Sunday, June 12, 2005

that's no sheep

things are far quieter in the morning. i explore mg road, where my company is supposedly located, but i don't find it. most places seem to be closed. one exception is the "indian coffee house", a hole in the wall where turban clad waiters serve coffee with various egg dishes. the first meal in any new country is always daunting, as you don't know any of the rules... how to be seated, how to order (often there isn't even a menu), how to pay, etc. i go through the usual awkwardness, confusion and miscommunication, but eventually i manage to get a table and some food. as i eat indians start to sit at my table, which i can't understand, as there are unoccupied tables nearby. they don't talk to me or seem interested in me, but nonetheless they sit at my table. i hope that this isn't going to be a common occurance. i do like to have my space once in a while.

stuffed full of runny eggs, i emerge and am immediately harrased by auto-rickshaw drivers. (auto-rickshaws would be called tuk-tuks in thailand--they're the noisy, 2-stroke polluters that dominate bangalore roads). these guys all run the same scam of taking you around town for an hour for only 10 rupees (23 cents), provided you go into their "special" (i.e. grossly overpriced) shops. no thanks.

i switch modes to hotel recon, looking to move out of my expensive place asap. although accommodation is scarce and pricey in booming bangalore, especially here in the center. i suspect i can find something a bit more reasonable.

unfortunately addresses make absolutely no sense here, and i fail to find the first hotel in my list at all. i ask a guy where it is. he tells me it's no longer a hotel. i have no idea if he's right. still, it's a good thing indians speak english, as i'm starting to get the idea that i'm going to have to ask for help a lot.

i find the second hotel on my list, and move into a room that is only 2x rather than 3x the price of my most expensive room in 4 months of travel. i only give up aircon, which seems unnecessary here. bangalore's temperatures are surprisingly mild.

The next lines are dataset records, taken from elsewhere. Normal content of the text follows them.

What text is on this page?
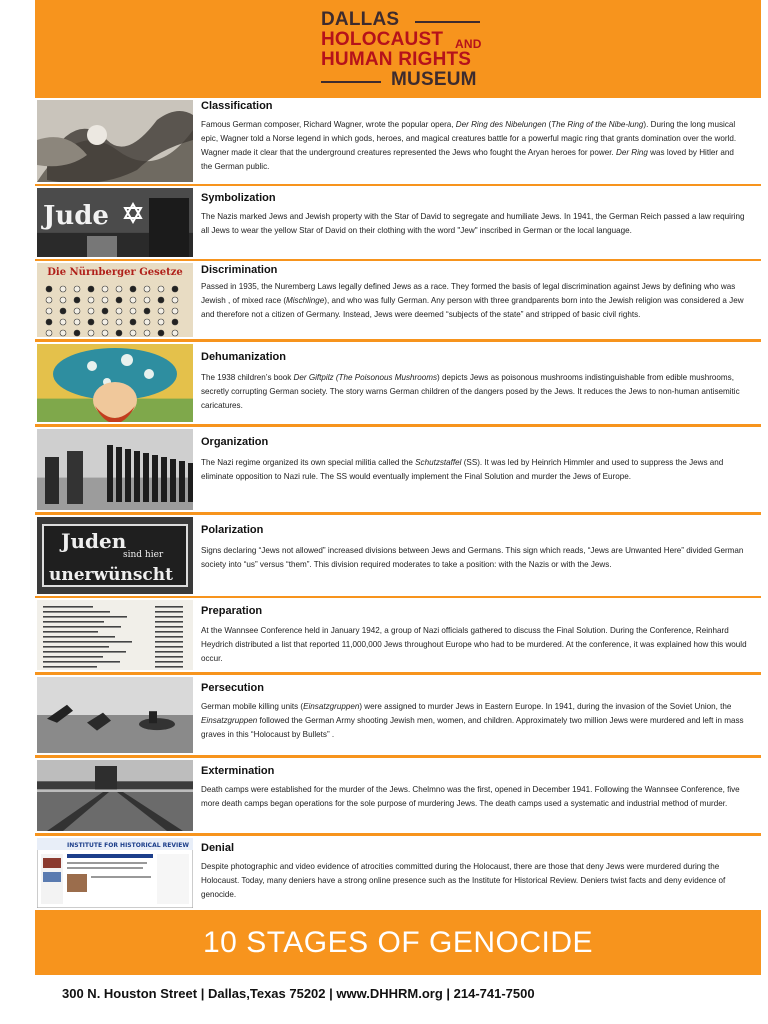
DALLAS
HOLOCAUST AND
HUMAN RIGHTS
MUSEUM
Classification

Famous German composer, Richard Wagner, wrote the popular opera, Der Ring des Nibelungen (The Ring of the Nibe-lung). During the long musical epic, Wagner told a Norse legend in which gods, heroes, and magical creatures battle for a powerful magic ring that grants domination over the world. Wagner made it clear that the underground creatures represented the Jews who fought the Aryan heroes for power. Der Ring was loved by Hitler and the German public.

Jude
Symbolization

The Nazis marked Jews and Jewish property with the Star of David to segregate and humiliate Jews. In 1941, the German Reich passed a law requiring all Jews to wear the yellow Star of David on their clothing with the word "Jew" inscribed in German or the local language.

Die Nürnberger Gesetze Discrimination

Passed in 1935, the Nuremberg Laws legally defined Jews as a race. They formed the basis of legal discrimination against Jews by defining who was Jewish , of mixed race (Mischlinge), and who was fully German. Any person with three grandparents born into the Jewish religion was considered a Jew and therefore not a citizen of Germany. Instead, Jews were deemed “subjects of the state” and stripped of basic civil rights.

Dehumanization

The 1938 children’s book Der Giftpilz (The Poisonous Mushrooms) depicts Jews as poisonous mushrooms indistinguishable from edible mushrooms, secretly corrupting German society. The story warns German children of the dangers posed by the Jews. It reduces the Jews to non-human antisemitic caricatures.

Organization

The Nazi regime organized its own special militia called the Schutzstaffel (SS). It was led by Heinrich Himmler and used to suppress the Jews and eliminate opposition to Nazi rule. The SS would eventually implement the Final Solution and murder the Jews of Europe.

Juden
sind hier
unerwünscht
Polarization

Signs declaring “Jews not allowed” increased divisions between Jews and Germans. This sign which reads, “Jews are Unwanted Here” divided German society into “us” versus “them”. This division required moderates to take a position: with the Nazis or with the Jews.

Preparation

At the Wannsee Conference held in January 1942, a group of Nazi officials gathered to discuss the Final Solution. During the Conference, Reinhard Heydrich distributed a list that reported 11,000,000 Jews throughout Europe who had to be murdered. At the conference, it was explained how this would occur.

Persecution

German mobile killing units (Einsatzgruppen) were assigned to murder Jews in Eastern Europe. In 1941, during the invasion of the Soviet Union, the Einsatzgruppen followed the German Army shooting Jewish men, women, and children. Approximately two million Jews were murdered and left in mass graves in this “Holocaust by Bullets” .

Extermination

Death camps were established for the murder of the Jews. Chelmno was the first, opened in December 1941. Following the Wannsee Conference, five more death camps began operations for the sole purpose of murdering Jews. The death camps used a systematic and industrial method of murder.

INSTITUTE FOR HISTORICAL REVIEW Denial

Despite photographic and video evidence of atrocities committed during the Holocaust, there are those that deny Jews were murdered during the Holocaust. Today, many deniers have a strong online presence such as the Institute for Historical Review. Deniers twist facts and deny evidence of genocide.

10 STAGES OF GENOCIDE
300 N. Houston Street | Dallas,Texas 75202 | www.DHHRM.org | 214-741-7500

i head to a department store where i find a food court and supermarket. i eat some fast food chapati & curry and stock up on crazy snacks. as usual, i buy the local varieties of lay's potato chips. i pick up a bag of indian masala flavor and one of "chaat street" flavor.

after a rest, i head to the pubs. bangalore is apparently one of the few places in india that has pubs at all, and it has a lot of them. apparently the new yuppie class has generated a demand for this sort of thing. the first place is dark and crowded and loud. i quickly down my first indian beer and leave. the second, pecos, is more accomodating. i hike up 3 floors and find an outdoor rooftop table where good music plays at a reasonable volume. a few expat-y looking guys show up after a few minutes, and there being no empty tables, i offer space at mine. we start talking and more people show up an suddenly i am a member of the expat community. they invite me to join them for dinner at a trendy restaurant where i order a fancy french mutton dish, but i had forgotten that mutton means goat in india. this is my second time eating goat. my first was in cambodia where i had goat soup in a restaurant called "goat soup", still one of my all time favorite restaurant names. my new cohorts give me some good leads on housing. i tenatively plan to meet with the italian guy the next day to visit his place, which is a sort of a long stay guesthouse.

it's time for bed. tomorrow is my first day of work in 4 months, after all. my brain hasn't accepted this at all, and thinks i'm still going to be a tourist tomorrow.


Werewolf said...

Welcome to India mate!!!
Check out Styx on MG Road and Purple haze on Residency road. Maybe you can drop into the Tavern on Church street off M G Road.

emphatican said...

It is weird, but your day has something in common with what I experienced in Japan (I know that's not in the same league of adventurism as SE Asia, but bear with me): street addresses make no sense. That's right, in Tokyo of all places, it's impossible to locate a building (whether it's a business or a residence) by its address because the address has nothing to with the the street that it's on or the number pasted in front of the building. How does anything get done, a tourist wonders?